I don’t stop running until we are far away from the disappointed crowd. Far enough that nobody would bother chasing us to see if they could do a better job on us than the dead wargs could.
Even then, I don’t relax until the outline of the pits has been swallowed up by the ramshackle buildings and marketplace stalls that inevitably spring up on the outskirts of any city.
At my side, Delia is clutching my arm. I realize she’s been holding on tight for the past few minutes. I shake her arm off.
She grabs my arm again.
I shake her off again.
Then I look down at her face. She looks terrified. Just as frightened as when we were in the pits facing the wargs.
Still. Not my problem.
I shake her arm off again, and this time she crosses her arms tightly across her chest while her eyes flick around furiously, taking in the sights of the ratty marketplace.
I suppose it would be rather overwhelming for an Earthling, if the rumors are true and they really don’t have anyone apart from humans overcrowding their planet. Here we have mostly Kargans—like myself—but I can see plenty of Hyaks, with their hunched backs and striped fur, and a sprinkling of Galgogs, with their scaly skin and spiked tails. Haggling over the price of goods at one of the nicer stalls, I can see a flock of brilliantly-colored Takahees, slumming it for fun.
A baggy-skinned Lithin stomps past us, snorting with displeasure. I pull Delia out of its way. They are large and heavy with notoriously poor eyesight, and don’t care too much who they trample on.
A tentacled Coothah idles in the shadow of a doorway, and I make sure to give him a wide berth, too. Coothah have an evil reputation throughout the entire galaxy. If there is anything particularly unsavory going on, you can bet that a Coothah is behind it somehow.

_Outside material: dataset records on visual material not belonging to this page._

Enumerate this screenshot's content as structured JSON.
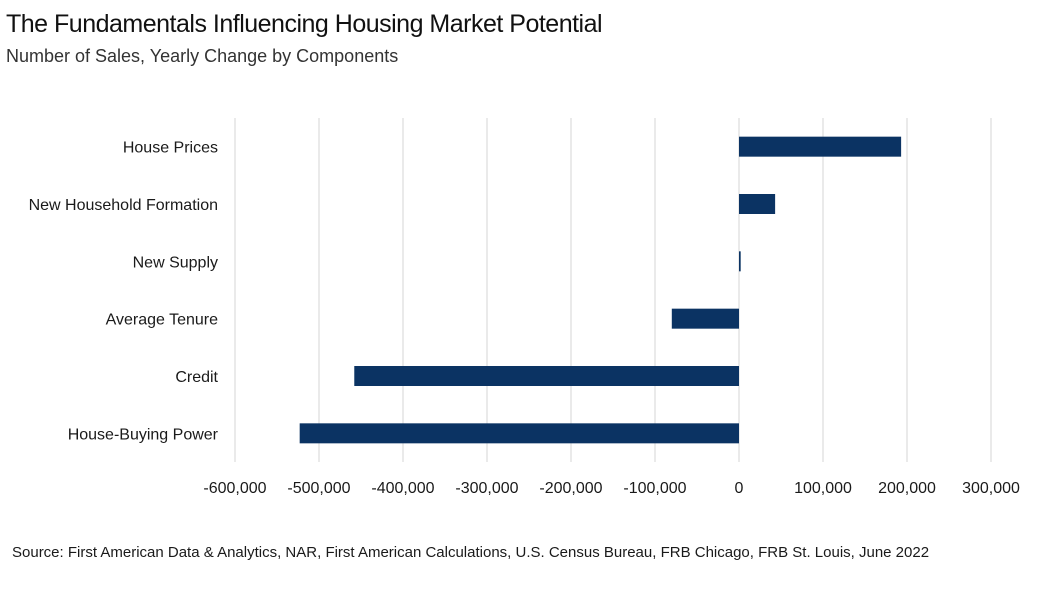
{
  "title": "The Fundamentals Influencing Housing Market Potential",
  "subtitle": "Number of Sales, Yearly Change by Components",
  "source": "Source: First American Data & Analytics, NAR, First American Calculations, U.S. Census Bureau, FRB Chicago, FRB St. Louis, June 2022",
  "chart_data": {
    "type": "bar",
    "orientation": "horizontal",
    "categories": [
      "House Prices",
      "New Household Formation",
      "New Supply",
      "Average Tenure",
      "Credit",
      "House-Buying Power"
    ],
    "values": [
      193000,
      43000,
      2000,
      -80000,
      -458000,
      -523000
    ],
    "xlim": [
      -600000,
      300000
    ],
    "xticks": [
      -600000,
      -500000,
      -400000,
      -300000,
      -200000,
      -100000,
      0,
      100000,
      200000,
      300000
    ],
    "xtick_labels": [
      "-600,000",
      "-500,000",
      "-400,000",
      "-300,000",
      "-200,000",
      "-100,000",
      "0",
      "100,000",
      "200,000",
      "300,000"
    ],
    "grid": "vertical",
    "bar_color": "#0b3363",
    "grid_color": "#d6d6d6"
  }
}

Depending on what ships are in port, our planet can host a wide variety of species—and a fair representatio
n of them are in the marketplace, shabby though it is.
The most attractive of course, are us Kargans. As a general rule we are tall and muscled, and we all are born with long retractable claws that serve as our weapons.

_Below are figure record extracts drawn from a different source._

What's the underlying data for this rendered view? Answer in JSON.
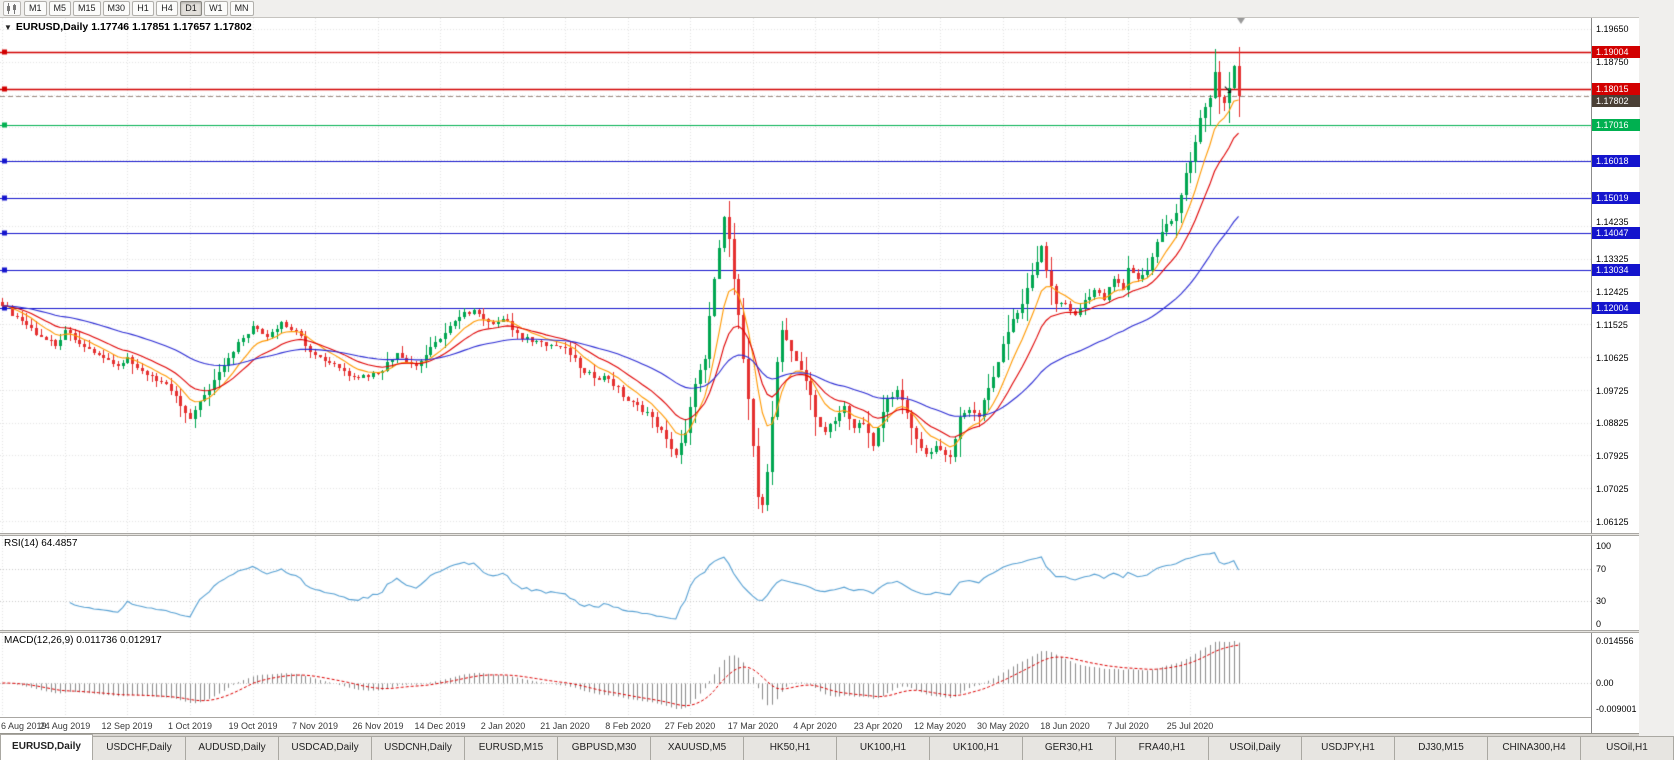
{
  "toolbar": {
    "timeframes": [
      "M1",
      "M5",
      "M15",
      "M30",
      "H1",
      "H4",
      "D1",
      "W1",
      "MN"
    ],
    "active_timeframe": "D1"
  },
  "chart": {
    "symbol": "EURUSD",
    "period": "Daily",
    "title_marker": "▼",
    "title_line": "EURUSD,Daily 1.17746 1.17851 1.17657 1.17802",
    "ohlc": {
      "open": "1.17746",
      "high": "1.17851",
      "low": "1.17657",
      "close": "1.17802"
    },
    "price_scale": {
      "min": 1.0582,
      "max": 1.1995,
      "grid_top": 1.1965,
      "grid_step": 0.009,
      "ticks": [
        "1.19650",
        "1.18750",
        "1.14235",
        "1.13325",
        "1.12425",
        "1.11525",
        "1.10625",
        "1.09725",
        "1.08825",
        "1.07925",
        "1.07025",
        "1.06125"
      ]
    },
    "levels": [
      {
        "label": "1.19004",
        "value": 1.19004,
        "color": "#d20000"
      },
      {
        "label": "1.18015",
        "value": 1.18015,
        "color": "#d20000"
      },
      {
        "label": "1.17016",
        "value": 1.17016,
        "color": "#00b050"
      },
      {
        "label": "1.16018",
        "value": 1.16018,
        "color": "#1414cd"
      },
      {
        "label": "1.15019",
        "value": 1.15019,
        "color": "#1414cd"
      },
      {
        "label": "1.14047",
        "value": 1.14047,
        "color": "#1414cd"
      },
      {
        "label": "1.13034",
        "value": 1.13034,
        "color": "#1414cd"
      },
      {
        "label": "1.12004",
        "value": 1.12004,
        "color": "#1414cd"
      }
    ],
    "bid": {
      "label": "1.17802",
      "value": 1.17802,
      "badge_color": "#4a3f35"
    }
  },
  "rsi": {
    "label": "RSI(14) 64.4857",
    "name": "RSI(14)",
    "value": "64.4857",
    "scale_ticks": [
      "100",
      "70",
      "30",
      "0"
    ],
    "scale_values": [
      100,
      70,
      30,
      0
    ],
    "levels": [
      70,
      30
    ],
    "line_color": "#56a0d3"
  },
  "macd": {
    "label": "MACD(12,26,9) 0.011736 0.012917",
    "name": "MACD(12,26,9)",
    "main_value": "0.011736",
    "signal_value": "0.012917",
    "scale_ticks": [
      "0.014556",
      "0.00",
      "-0.009001"
    ],
    "scale_values": [
      0.014556,
      0,
      -0.009001
    ],
    "histogram_color": "#8c8c8c",
    "signal_color": "#dd0000"
  },
  "date_axis": [
    "6 Aug 2019",
    "24 Aug 2019",
    "12 Sep 2019",
    "1 Oct 2019",
    "19 Oct 2019",
    "7 Nov 2019",
    "26 Nov 2019",
    "14 Dec 2019",
    "2 Jan 2020",
    "21 Jan 2020",
    "8 Feb 2020",
    "27 Feb 2020",
    "17 Mar 2020",
    "4 Apr 2020",
    "23 Apr 2020",
    "12 May 2020",
    "30 May 2020",
    "18 Jun 2020",
    "7 Jul 2020",
    "25 Jul 2020"
  ],
  "tabs": {
    "items": [
      "EURUSD,Daily",
      "USDCHF,Daily",
      "AUDUSD,Daily",
      "USDCAD,Daily",
      "USDCNH,Daily",
      "EURUSD,M15",
      "GBPUSD,M30",
      "XAUUSD,M5",
      "HK50,H1",
      "UK100,H1",
      "UK100,H1",
      "GER30,H1",
      "FRA40,H1",
      "USOil,Daily",
      "USDJPY,H1",
      "DJ30,M15",
      "CHINA300,H4",
      "USOil,H1"
    ],
    "active": "EURUSD,Daily"
  },
  "chart_data": {
    "type": "candlestick",
    "symbol": "EURUSD",
    "timeframe": "Daily",
    "title": "EURUSD,Daily 1.17746 1.17851 1.17657 1.17802",
    "x_labels": [
      "6 Aug 2019",
      "24 Aug 2019",
      "12 Sep 2019",
      "1 Oct 2019",
      "19 Oct 2019",
      "7 Nov 2019",
      "26 Nov 2019",
      "14 Dec 2019",
      "2 Jan 2020",
      "21 Jan 2020",
      "8 Feb 2020",
      "27 Feb 2020",
      "17 Mar 2020",
      "4 Apr 2020",
      "23 Apr 2020",
      "12 May 2020",
      "30 May 2020",
      "18 Jun 2020",
      "7 Jul 2020",
      "25 Jul 2020"
    ],
    "label_every": 13,
    "candle_count": 258,
    "shift_fraction": 0.78,
    "price_range": [
      1.0582,
      1.1995
    ],
    "bull_color": "#00a651",
    "bear_color": "#e53030",
    "close_anchors": [
      [
        0,
        1.1205
      ],
      [
        4,
        1.1165
      ],
      [
        8,
        1.112
      ],
      [
        11,
        1.1095
      ],
      [
        13,
        1.114
      ],
      [
        16,
        1.11
      ],
      [
        20,
        1.107
      ],
      [
        24,
        1.104
      ],
      [
        26,
        1.1065
      ],
      [
        30,
        1.1015
      ],
      [
        34,
        1.099
      ],
      [
        37,
        1.093
      ],
      [
        39,
        1.0895
      ],
      [
        42,
        1.096
      ],
      [
        46,
        1.104
      ],
      [
        49,
        1.1105
      ],
      [
        52,
        1.115
      ],
      [
        55,
        1.112
      ],
      [
        58,
        1.116
      ],
      [
        61,
        1.1135
      ],
      [
        65,
        1.107
      ],
      [
        69,
        1.1045
      ],
      [
        73,
        1.101
      ],
      [
        78,
        1.102
      ],
      [
        82,
        1.1075
      ],
      [
        86,
        1.104
      ],
      [
        91,
        1.1115
      ],
      [
        95,
        1.1175
      ],
      [
        98,
        1.1195
      ],
      [
        101,
        1.116
      ],
      [
        104,
        1.117
      ],
      [
        108,
        1.1115
      ],
      [
        112,
        1.1105
      ],
      [
        117,
        1.109
      ],
      [
        121,
        1.102
      ],
      [
        126,
        1.1005
      ],
      [
        130,
        1.0945
      ],
      [
        134,
        1.0915
      ],
      [
        138,
        1.084
      ],
      [
        140,
        1.0795
      ],
      [
        142,
        1.0855
      ],
      [
        144,
        1.099
      ],
      [
        146,
        1.106
      ],
      [
        148,
        1.128
      ],
      [
        150,
        1.145
      ],
      [
        151,
        1.139
      ],
      [
        152,
        1.128
      ],
      [
        153,
        1.118
      ],
      [
        154,
        1.106
      ],
      [
        155,
        1.095
      ],
      [
        156,
        1.082
      ],
      [
        157,
        1.068
      ],
      [
        158,
        1.066
      ],
      [
        159,
        1.075
      ],
      [
        160,
        1.09
      ],
      [
        161,
        1.105
      ],
      [
        162,
        1.114
      ],
      [
        164,
        1.108
      ],
      [
        166,
        1.103
      ],
      [
        168,
        1.096
      ],
      [
        169,
        1.09
      ],
      [
        171,
        1.086
      ],
      [
        173,
        1.089
      ],
      [
        175,
        1.093
      ],
      [
        177,
        1.087
      ],
      [
        179,
        1.088
      ],
      [
        181,
        1.082
      ],
      [
        182,
        1.087
      ],
      [
        184,
        1.095
      ],
      [
        186,
        1.0975
      ],
      [
        188,
        1.091
      ],
      [
        190,
        1.084
      ],
      [
        192,
        1.08
      ],
      [
        194,
        1.082
      ],
      [
        195,
        1.081
      ],
      [
        197,
        1.079
      ],
      [
        199,
        1.09
      ],
      [
        201,
        1.092
      ],
      [
        203,
        1.09
      ],
      [
        205,
        1.098
      ],
      [
        207,
        1.105
      ],
      [
        208,
        1.11
      ],
      [
        210,
        1.117
      ],
      [
        212,
        1.121
      ],
      [
        214,
        1.129
      ],
      [
        216,
        1.137
      ],
      [
        217,
        1.13
      ],
      [
        219,
        1.121
      ],
      [
        221,
        1.121
      ],
      [
        223,
        1.118
      ],
      [
        225,
        1.122
      ],
      [
        227,
        1.125
      ],
      [
        229,
        1.122
      ],
      [
        231,
        1.128
      ],
      [
        233,
        1.125
      ],
      [
        234,
        1.131
      ],
      [
        236,
        1.128
      ],
      [
        238,
        1.13
      ],
      [
        240,
        1.138
      ],
      [
        242,
        1.143
      ],
      [
        244,
        1.146
      ],
      [
        245,
        1.151
      ],
      [
        246,
        1.157
      ],
      [
        247,
        1.16
      ],
      [
        248,
        1.1655
      ],
      [
        249,
        1.172
      ],
      [
        250,
        1.1752
      ],
      [
        251,
        1.1775
      ],
      [
        252,
        1.1847
      ],
      [
        253,
        1.1778
      ],
      [
        254,
        1.1762
      ],
      [
        255,
        1.1802
      ],
      [
        256,
        1.1864
      ],
      [
        257,
        1.17802
      ]
    ],
    "spike": {
      "index": 252,
      "high": 1.1909
    },
    "last_close": 1.17802,
    "moving_averages": [
      {
        "type": "ema",
        "period": 8,
        "color": "#ff9900",
        "name": "fast-ma"
      },
      {
        "type": "ema",
        "period": 16,
        "color": "#e00000",
        "name": "medium-ma"
      },
      {
        "type": "ema",
        "period": 45,
        "color": "#2b2bd4",
        "name": "slow-ma"
      }
    ],
    "support_resistance_levels": [
      1.19004,
      1.18015,
      1.17016,
      1.16018,
      1.15019,
      1.14047,
      1.13034,
      1.12004
    ],
    "indicators": {
      "rsi": {
        "period": 14,
        "last": 64.4857,
        "scale": [
          0,
          100
        ],
        "levels": [
          30,
          70
        ]
      },
      "macd": {
        "fast": 12,
        "slow": 26,
        "signal": 9,
        "last_main": 0.011736,
        "last_signal": 0.012917,
        "window_max": 0.014556,
        "window_min": -0.009001
      }
    }
  }
}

All the Kargans around us tower over Delia, even the most hungry and skinny of the bunch.
The marketplace is dilapidated and mangy, and quite a few of the Kargans here do look malnourished. Conditions for my fellow Kargans haven’t improved any since I last visited the planet.
The stalls scattered around us may be busy enough, but their wares leave a lot to be desired. Fruit that looks inedible is stacked in haphazard piles. On the dusty red dirt ground are huge vats of powdered root vegetables. It tastes like dirt when mixed with water into a tea, but we Kargans have been known to drink it in vast quantities for the small buzz it gives us. Drinking too much rots your guts—literally—but it’s cheaper and easier to get hold of than properly distilled alcohol. Hanging from sticks are scarves and moth-eaten carpets, the colors already worn and faded by the sun.
We pass a stall that is baking grain pancakes. My mouth waters and I see Delia look back at the stall longingly. I actually hear her stomach making a growling noise, like it’s angry she hasn’t fed it. Humans just get stranger and stranger.
“They could have thrown at couple coins down for our efforts,” I mutter. The smell of the pancakes is making me grumpy.
Delia looks at me. “Who?”
I kick at a clod of dried earth. “The crowds. Sometimes, if they’ve seen a good game, they’ll throw money down to the victors. We just got rotten vegetables.”
She nods. In truth I don’t know how much of what I’m saying is making it into her brain to be processed.
I keep walking, to get away from the tempting smell of freshly baked goods.
Delia trots along behind me. “What do we do now?” she asks a few minutes later, in a quiet voice.
I give a start. “We? There is no we. Not now that we are out of there.” I gesture back the way we’ve come without looking back at her.